Abstract

It is accepted that precise localization of the epileptic focus or zone is imperative for planning surgical treatment in uncontrolled epilepsy (1). It is equally and widely held that the place from which spontaneous electrical seizures arise is the area being sought (2). Localization of abnormal cerebral function is helpful but not definitive in this regard. The accuracy and the manner of electrically recording seizures has therefore been a field of continuing investigation. Surface EEG provides sampling of many cerebral areas, which is important, but it attenuates cortical signals by factors of up to 58 to 1 (3). Besides, artifact limits its utility for accurate localization of the area of seizure onset (4). Accordingly, various progressively more invasive means of recording and localizing spontaneous seizure onset have been developed. These include nasopharyngeal electrodes, sphenoidal electrodes, electrocorticography, depth electrodes, and subdural or epidural electrodes.
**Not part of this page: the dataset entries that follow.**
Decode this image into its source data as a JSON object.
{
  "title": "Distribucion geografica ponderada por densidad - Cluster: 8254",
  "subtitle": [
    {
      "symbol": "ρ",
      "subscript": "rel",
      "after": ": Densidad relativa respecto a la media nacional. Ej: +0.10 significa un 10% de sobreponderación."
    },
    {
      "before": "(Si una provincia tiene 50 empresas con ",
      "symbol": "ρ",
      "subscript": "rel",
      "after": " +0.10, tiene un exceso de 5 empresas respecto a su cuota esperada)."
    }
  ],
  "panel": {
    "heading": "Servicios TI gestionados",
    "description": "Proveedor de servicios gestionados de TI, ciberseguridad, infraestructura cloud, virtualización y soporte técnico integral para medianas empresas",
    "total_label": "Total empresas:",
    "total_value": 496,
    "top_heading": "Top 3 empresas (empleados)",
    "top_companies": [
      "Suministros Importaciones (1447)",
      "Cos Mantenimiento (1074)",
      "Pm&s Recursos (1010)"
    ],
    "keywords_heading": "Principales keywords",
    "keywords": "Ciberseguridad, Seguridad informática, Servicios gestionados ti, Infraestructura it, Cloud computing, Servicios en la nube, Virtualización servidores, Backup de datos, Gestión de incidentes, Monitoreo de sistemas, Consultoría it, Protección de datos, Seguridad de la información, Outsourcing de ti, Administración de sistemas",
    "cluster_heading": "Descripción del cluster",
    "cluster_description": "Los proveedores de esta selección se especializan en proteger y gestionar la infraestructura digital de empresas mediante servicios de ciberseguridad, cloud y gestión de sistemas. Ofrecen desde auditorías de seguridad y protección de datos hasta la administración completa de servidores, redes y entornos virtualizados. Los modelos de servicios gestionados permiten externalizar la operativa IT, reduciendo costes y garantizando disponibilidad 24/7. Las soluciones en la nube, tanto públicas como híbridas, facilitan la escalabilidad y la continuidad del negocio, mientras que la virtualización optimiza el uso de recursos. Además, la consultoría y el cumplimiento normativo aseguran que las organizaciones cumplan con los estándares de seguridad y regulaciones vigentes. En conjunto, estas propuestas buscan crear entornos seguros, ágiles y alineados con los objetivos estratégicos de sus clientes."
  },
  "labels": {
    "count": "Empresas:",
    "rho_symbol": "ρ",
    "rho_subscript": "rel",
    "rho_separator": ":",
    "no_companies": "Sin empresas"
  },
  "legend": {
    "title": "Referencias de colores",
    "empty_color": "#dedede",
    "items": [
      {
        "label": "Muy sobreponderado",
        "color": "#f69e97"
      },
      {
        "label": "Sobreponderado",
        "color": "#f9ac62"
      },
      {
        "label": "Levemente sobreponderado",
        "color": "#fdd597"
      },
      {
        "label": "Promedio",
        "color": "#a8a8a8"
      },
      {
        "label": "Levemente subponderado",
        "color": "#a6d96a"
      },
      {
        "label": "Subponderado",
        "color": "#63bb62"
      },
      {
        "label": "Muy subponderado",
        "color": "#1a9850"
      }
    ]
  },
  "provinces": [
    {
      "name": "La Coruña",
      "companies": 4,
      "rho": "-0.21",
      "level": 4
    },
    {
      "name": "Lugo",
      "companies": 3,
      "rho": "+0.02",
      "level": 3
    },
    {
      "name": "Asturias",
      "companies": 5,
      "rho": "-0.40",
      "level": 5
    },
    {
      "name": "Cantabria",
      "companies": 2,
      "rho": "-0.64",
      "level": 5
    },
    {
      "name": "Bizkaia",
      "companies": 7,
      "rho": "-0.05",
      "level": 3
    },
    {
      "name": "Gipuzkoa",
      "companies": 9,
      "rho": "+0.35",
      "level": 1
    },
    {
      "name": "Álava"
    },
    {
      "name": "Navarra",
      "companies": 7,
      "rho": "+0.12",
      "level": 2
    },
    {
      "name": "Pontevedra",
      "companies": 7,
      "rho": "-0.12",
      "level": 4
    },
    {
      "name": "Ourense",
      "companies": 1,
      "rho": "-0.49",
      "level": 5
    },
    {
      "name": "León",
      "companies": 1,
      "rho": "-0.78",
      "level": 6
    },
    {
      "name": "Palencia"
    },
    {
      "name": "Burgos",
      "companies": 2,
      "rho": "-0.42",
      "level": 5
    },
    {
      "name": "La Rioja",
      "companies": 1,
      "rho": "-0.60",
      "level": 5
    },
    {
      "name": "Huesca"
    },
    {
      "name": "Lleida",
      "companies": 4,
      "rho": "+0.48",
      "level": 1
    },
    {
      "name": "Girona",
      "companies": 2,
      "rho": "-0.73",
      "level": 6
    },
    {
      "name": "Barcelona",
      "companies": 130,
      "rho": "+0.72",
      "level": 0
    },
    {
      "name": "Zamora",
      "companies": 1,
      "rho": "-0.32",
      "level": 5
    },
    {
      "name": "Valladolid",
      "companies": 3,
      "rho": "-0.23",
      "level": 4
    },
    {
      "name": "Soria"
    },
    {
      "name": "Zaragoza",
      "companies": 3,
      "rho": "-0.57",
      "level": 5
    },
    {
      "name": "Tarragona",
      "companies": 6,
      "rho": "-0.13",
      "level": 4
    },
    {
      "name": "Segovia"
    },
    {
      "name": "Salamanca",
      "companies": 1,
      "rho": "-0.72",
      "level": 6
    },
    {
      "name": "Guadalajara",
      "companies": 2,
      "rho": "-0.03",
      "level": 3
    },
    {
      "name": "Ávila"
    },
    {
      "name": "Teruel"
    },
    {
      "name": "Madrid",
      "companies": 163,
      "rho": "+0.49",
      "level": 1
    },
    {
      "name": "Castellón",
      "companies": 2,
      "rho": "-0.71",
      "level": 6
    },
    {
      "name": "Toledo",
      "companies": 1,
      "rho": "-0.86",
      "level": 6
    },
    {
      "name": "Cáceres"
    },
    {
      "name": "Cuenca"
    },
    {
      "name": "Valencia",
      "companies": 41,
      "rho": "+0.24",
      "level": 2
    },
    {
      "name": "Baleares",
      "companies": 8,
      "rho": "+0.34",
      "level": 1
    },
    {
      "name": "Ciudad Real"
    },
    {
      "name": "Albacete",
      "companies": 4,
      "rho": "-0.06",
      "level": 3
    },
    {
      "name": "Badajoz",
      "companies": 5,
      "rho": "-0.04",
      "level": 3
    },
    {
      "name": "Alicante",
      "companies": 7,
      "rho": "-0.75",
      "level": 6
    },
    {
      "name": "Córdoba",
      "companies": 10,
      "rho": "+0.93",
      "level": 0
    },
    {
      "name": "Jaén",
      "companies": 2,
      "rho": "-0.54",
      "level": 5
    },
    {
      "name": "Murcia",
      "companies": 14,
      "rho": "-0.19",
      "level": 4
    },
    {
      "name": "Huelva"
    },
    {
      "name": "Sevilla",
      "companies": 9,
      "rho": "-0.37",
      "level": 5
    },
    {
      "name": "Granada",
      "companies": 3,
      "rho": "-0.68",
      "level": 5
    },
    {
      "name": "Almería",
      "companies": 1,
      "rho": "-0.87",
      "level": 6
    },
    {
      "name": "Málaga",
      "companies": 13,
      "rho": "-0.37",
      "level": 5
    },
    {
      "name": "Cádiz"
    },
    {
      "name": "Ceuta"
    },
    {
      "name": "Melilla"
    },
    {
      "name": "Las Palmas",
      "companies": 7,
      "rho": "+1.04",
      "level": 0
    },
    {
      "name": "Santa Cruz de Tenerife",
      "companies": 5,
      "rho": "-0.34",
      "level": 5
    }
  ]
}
Because of their suitability for bilateral chronic recording of multiple cerebral areas, depth and subdural electrodes are most commonly employed to localize the focus in difficult diagnostic problems considered for resective surgery. The preference for depth electrodes or subdural electrodes should be based on available data that responds to the following questions: (a) What is the yield of localization by depth or subdural electrodes in difficult localizing problems? (b) What is the accuracy of localization by either technique? (c) Is one technique particularly suited to investigation in temporal lobe epilepsy? Extratemporal epilepsy? Neocortical epilepsy? Lesional patients? (d) Are morbidity and mortality comparable?